Entrepreneurs who plan to sell their houses to fund their start-ups will remain shielded from paying tax on the gains made through sale of the property. Finance Minister Nirmala Sitharaman on Thursday announced an extension of benefits provided under Section 54GB of the Income-Tax Act for a period of two years.
The government had introduced Section 54GB in FY13 wherein if an individual sold his/her house and invested the entire proceeds (not just the gains) in a start-up, he/she would not require to pay any capital gains tax. The benefit extended under this Section was earlier available only until March 31, 2019, but the finance minister has now extended the provision until March 31, 2021. The amendment would be applicable retrospectively from April 1, 2019.
Also, the Section has been made less stringent, making it relatively relevant. Earlier, the norms prescribed that the individual had to hold a minimum of 50 per cent of share capital in the start-up and voting rights. The limits have now been brought down to 25 per cent for both — shareholding as well as voting rights. "It's usually the promoter who holds such a major portion of share in a company. Investors usually wouldn't get to hold 50 per cent of the shares in a company," said Suresh Surana, founder, RSM Astute Consulting Group.

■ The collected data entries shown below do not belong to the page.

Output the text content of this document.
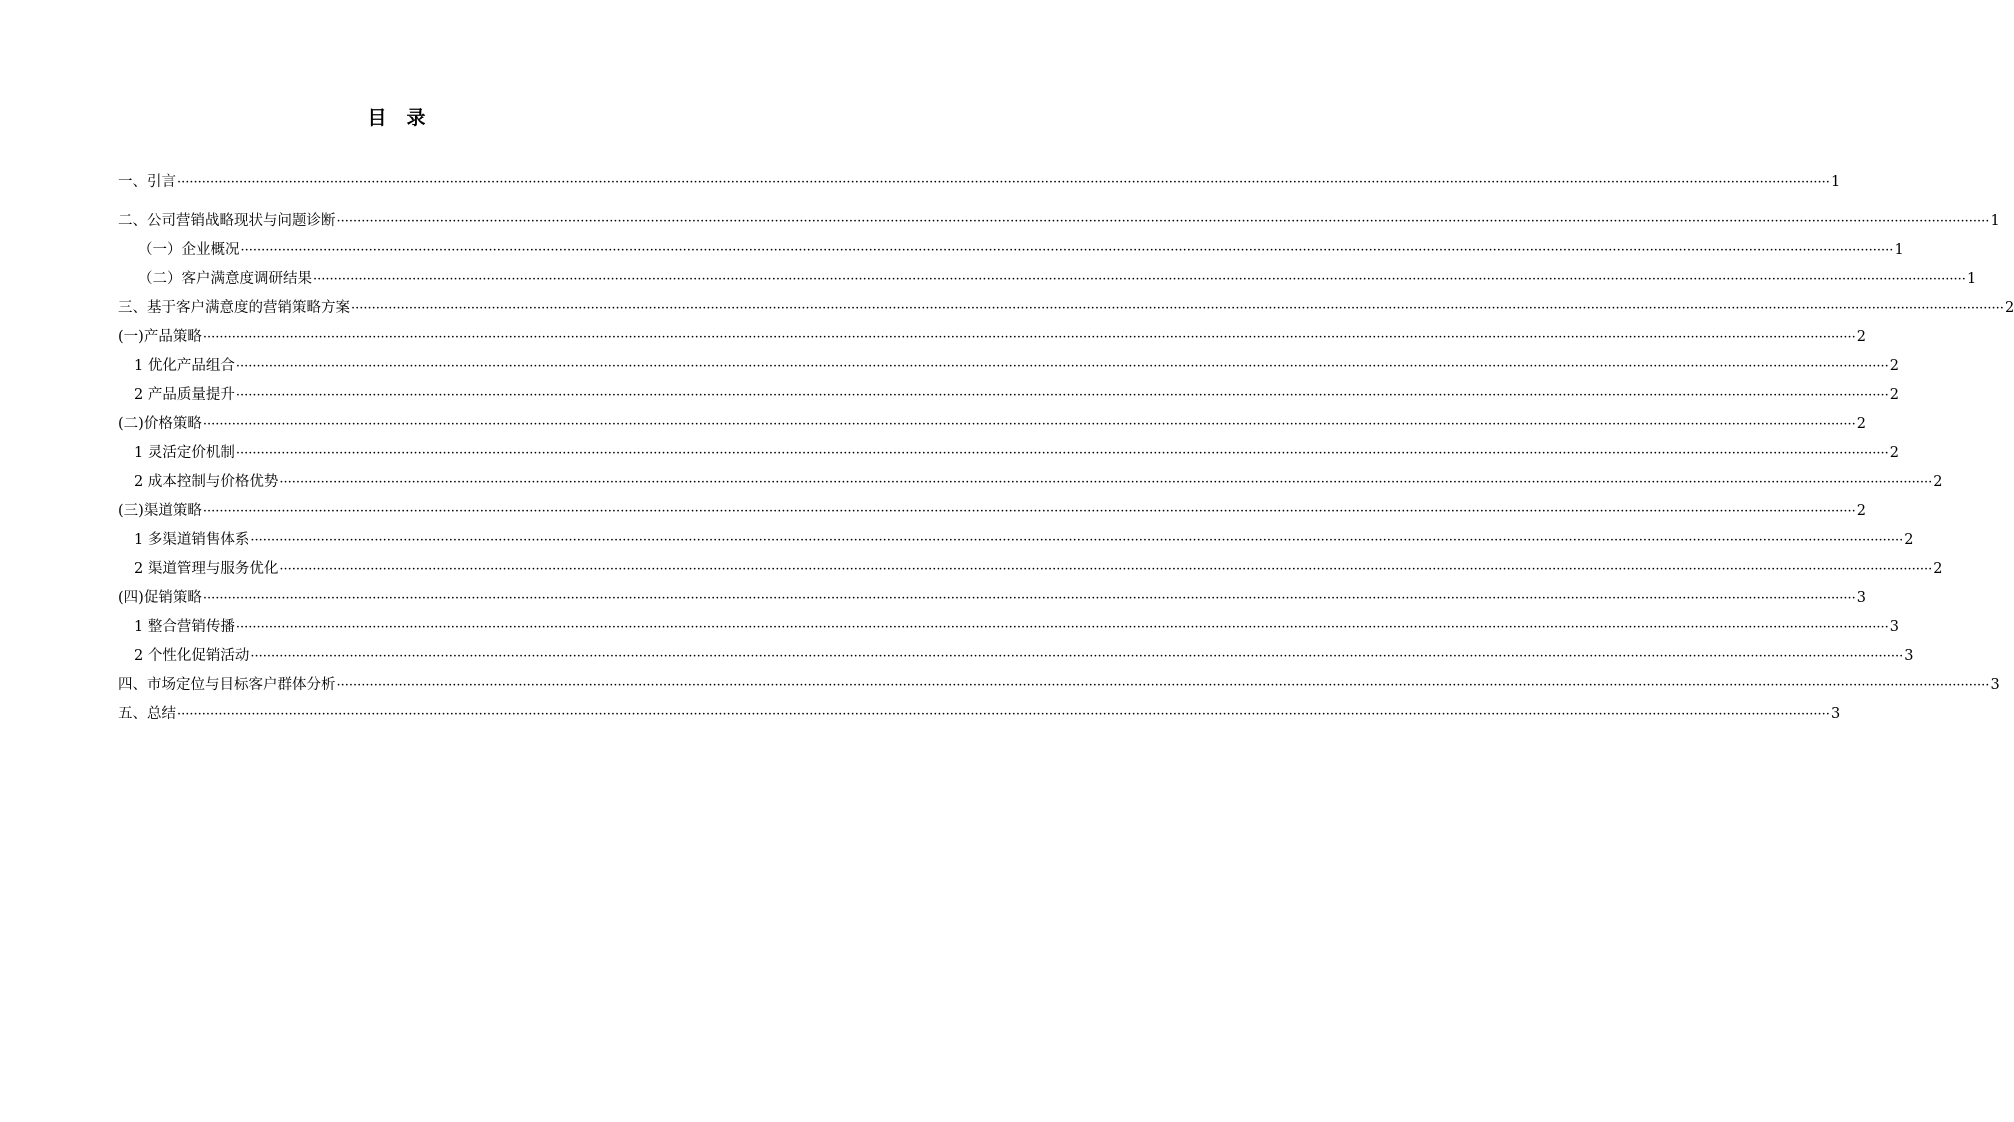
目 录
一、引言 ················································································································································································································································································································································································································ 1
二、公司营销战略现状与问题诊断 ················································································································································································································································································································································································································ 1
（一）企业概况 ················································································································································································································································································································································································································ 1
（二）客户满意度调研结果 ················································································································································································································································································································································································································ 1
三、基于客户满意度的营销策略方案 ················································································································································································································································································································································································································ 2
(一)产品策略 ················································································································································································································································································································································································································ 2
1 优化产品组合 ················································································································································································································································································································································································································ 2
2 产品质量提升 ················································································································································································································································································································································································································ 2
(二)价格策略 ················································································································································································································································································································································································································ 2
1 灵活定价机制 ················································································································································································································································································································································································································ 2
2 成本控制与价格优势 ················································································································································································································································································································································································································ 2
(三)渠道策略 ················································································································································································································································································································································································································ 2
1 多渠道销售体系 ················································································································································································································································································································································································································ 2
2 渠道管理与服务优化 ················································································································································································································································································································································································································ 2
(四)促销策略 ················································································································································································································································································································································································································ 3
1 整合营销传播 ················································································································································································································································································································································································································ 3
2 个性化促销活动 ················································································································································································································································································································································································································ 3
四、市场定位与目标客户群体分析 ················································································································································································································································································································································································································ 3
五、总结 ················································································································································································································································································································································································································ 3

Once the taxpayer took the benefit available under Section 54GB, he/she had to maintain the 50 per cent shareholding for up to five years and was not allowed to transfer assets of the start-up during this period. Now, the entrepreneur is allowed to transfer the assets if they are computers or software in three years. "In a start-up dealing with technology, five-year is a long period. The amendments made will enable an entrepreneur to monetise his business assets quickly," says Surana. However, assets such as plants and machinery will still be required to be held for five years.